Sponsors
The bill trades stronger domestic supply chains, greater labeling transparency, and near-term incentives for U.S. manufacturing against higher short-term costs, potential drug shortages, procurement complications, and lost federal revenue.
Patients (including veterans and federal beneficiaries) and the U.S. drug supply chain will see increased domestic and allied-country API production and stronger supply-chain resilience through procurement and investment incentives.
Federal patients (VA, DOD, Medicare/Medicaid beneficiaries) and other consumers will get clearer information about where active pharmaceutical ingredients come from and may be less exposed to substandard ingredients because labels must list API country-of-origin and purchases can be limited to countries meeting FDA standards.
Manufacturers and small-business owners will face lower after-tax costs for eligible projects in 2025–2030, encouraging immediate investment and likely speeding job creation in U.S. drug and device manufacturing and construction.
Federal programs and patients (Medicare/Medicaid beneficiaries, veterans) could face higher drug costs if U.S./allied API supply is limited or manufacturers pass through added compliance and labeling costs.
Patients (including those with chronic conditions and veterans) risk delays or shortages of necessary medicines if alternative API producers cannot meet demand by the law's deadlines.
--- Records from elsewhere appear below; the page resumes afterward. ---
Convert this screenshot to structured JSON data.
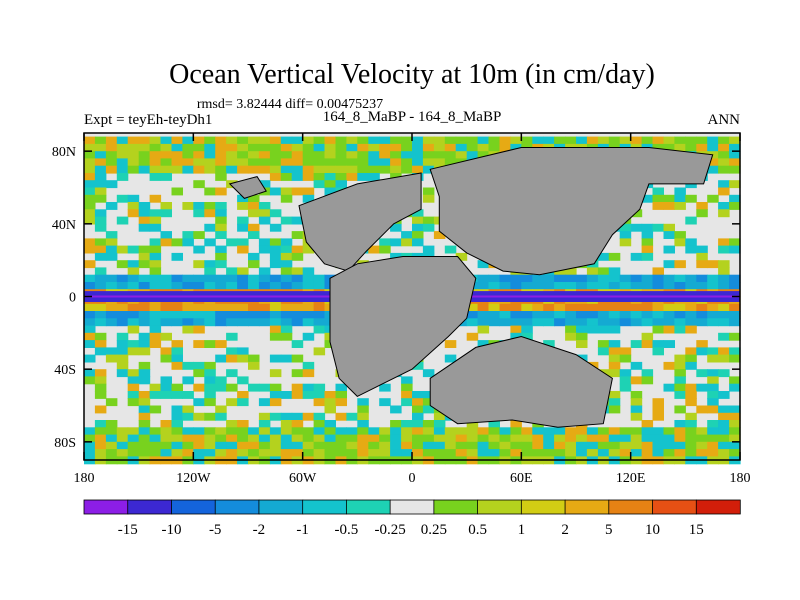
{
  "chart_data": {
    "type": "heatmap",
    "title": "Ocean Vertical Velocity at 10m (in cm/day)",
    "stats_text": "rmsd= 3.82444 diff= 0.00475237",
    "left_label": "Expt = teyEh-teyDh1",
    "center_label": "164_8_MaBP - 164_8_MaBP",
    "right_label": "ANN",
    "xlabel": "",
    "ylabel": "",
    "x_range": [
      -180,
      180
    ],
    "y_range": [
      -90,
      90
    ],
    "x_ticks": [
      {
        "value": -180,
        "label": "180"
      },
      {
        "value": -120,
        "label": "120W"
      },
      {
        "value": -60,
        "label": "60W"
      },
      {
        "value": 0,
        "label": "0"
      },
      {
        "value": 60,
        "label": "60E"
      },
      {
        "value": 120,
        "label": "120E"
      },
      {
        "value": 180,
        "label": "180"
      }
    ],
    "y_ticks": [
      {
        "value": 80,
        "label": "80N"
      },
      {
        "value": 40,
        "label": "40N"
      },
      {
        "value": 0,
        "label": "0"
      },
      {
        "value": -40,
        "label": "40S"
      },
      {
        "value": -80,
        "label": "80S"
      }
    ],
    "colorbar": {
      "labels": [
        "-15",
        "-10",
        "-5",
        "-2",
        "-1",
        "-0.5",
        "-0.25",
        "0.25",
        "0.5",
        "1",
        "2",
        "5",
        "10",
        "15"
      ],
      "colors": [
        "#8c1ee6",
        "#3c28d2",
        "#1464dc",
        "#148cdc",
        "#14aad2",
        "#14c3cd",
        "#1ed2b4",
        "#e6e6e6",
        "#78d21e",
        "#b4d21e",
        "#d2cd14",
        "#e6aa14",
        "#e68214",
        "#e65014",
        "#d21e0a"
      ]
    },
    "land_color": "#999999",
    "equatorial_band": {
      "lat_range": [
        -3,
        3
      ],
      "value_description": "strong upwelling along equator (>15) flanked by downwelling"
    }
  }
}
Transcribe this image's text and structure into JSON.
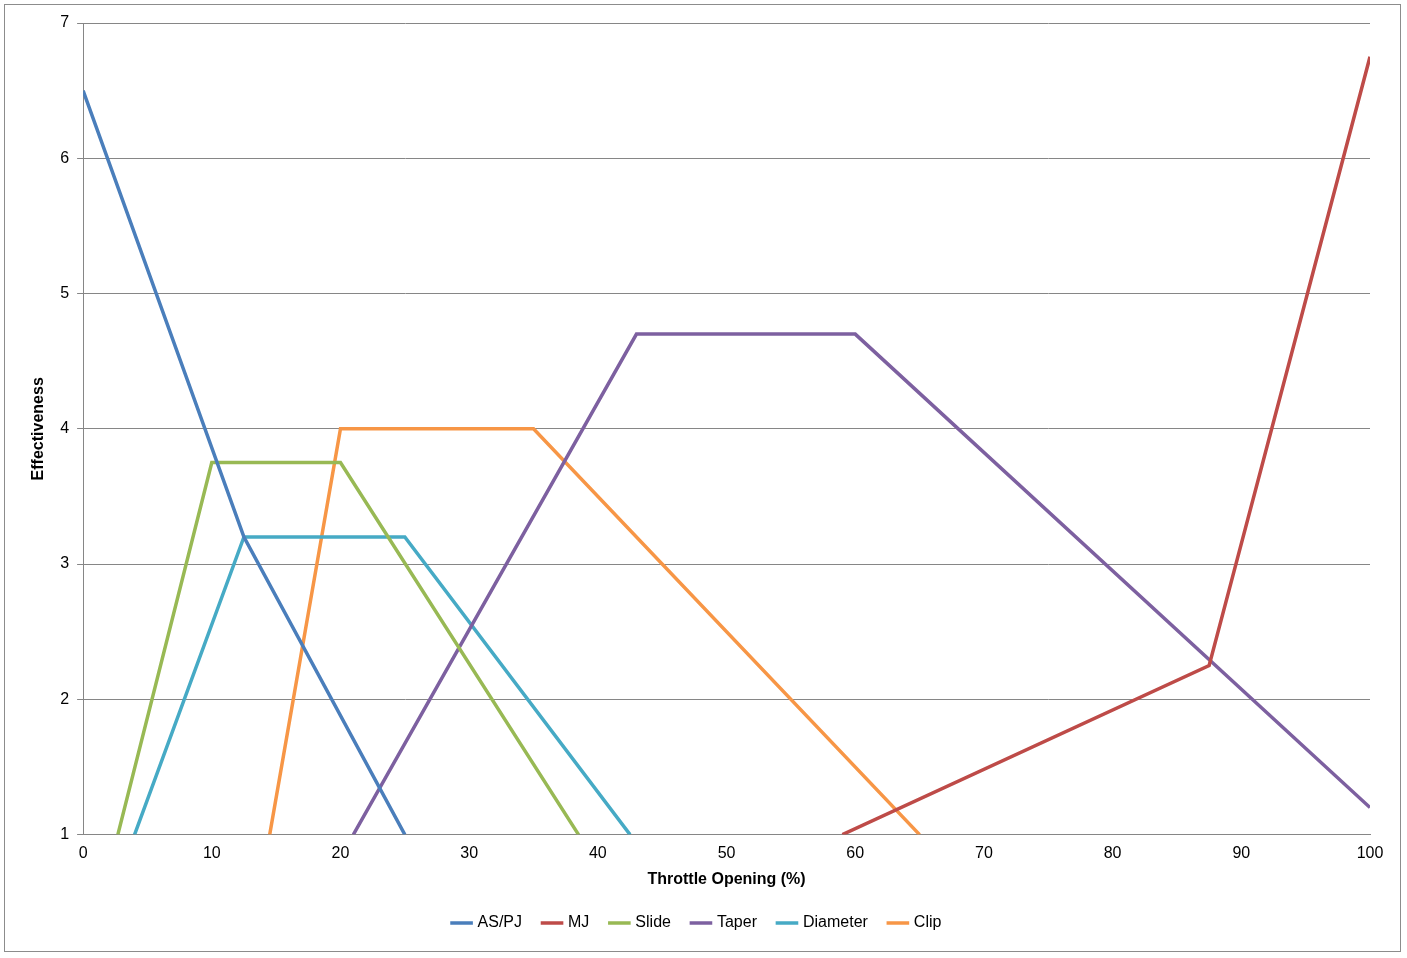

Taxpayers could face reduced federal revenue from the expanded 100% bonus depreciation, increasing deficits or crowding out other spending priorities.
Based on analysis of 3 sections of legislative text.
Directs federal health programs to buy drugs with APIs increasingly made outside China (60% by 2028, 100% by 2030), adds API country-of-origin labels, and grants temporary bonus depreciation for U.S. drug/device plants.
Introduced April 10, 2025 by Thomas Bryant Cotton · Last progress April 10, 2025
Requires federal health programs (including HHS, VA, DoD, and other federally defined health programs) to buy drugs whose active pharmaceutical ingredients (APIs) are increasingly manufactured outside the People’s Republic of China: at least 60% non-China by Jan 1, 2028, and 100% non-China by Jan 1, 2030, with a limited waiver process that ends for purchases on or after Jan 1, 2031. Adds a requirement that drug labeling disclose the country of origin for each active ingredient. Provides a temporary tax incentive to spur U.S. manufacturing: qualified pharmaceutical and medical device manufacturing property placed in service in the United States after Dec 31, 2024 and before Jan 1, 2031 is eligible for 100% bonus depreciation, with the new rule expiring for property placed in service after Dec 31, 2030.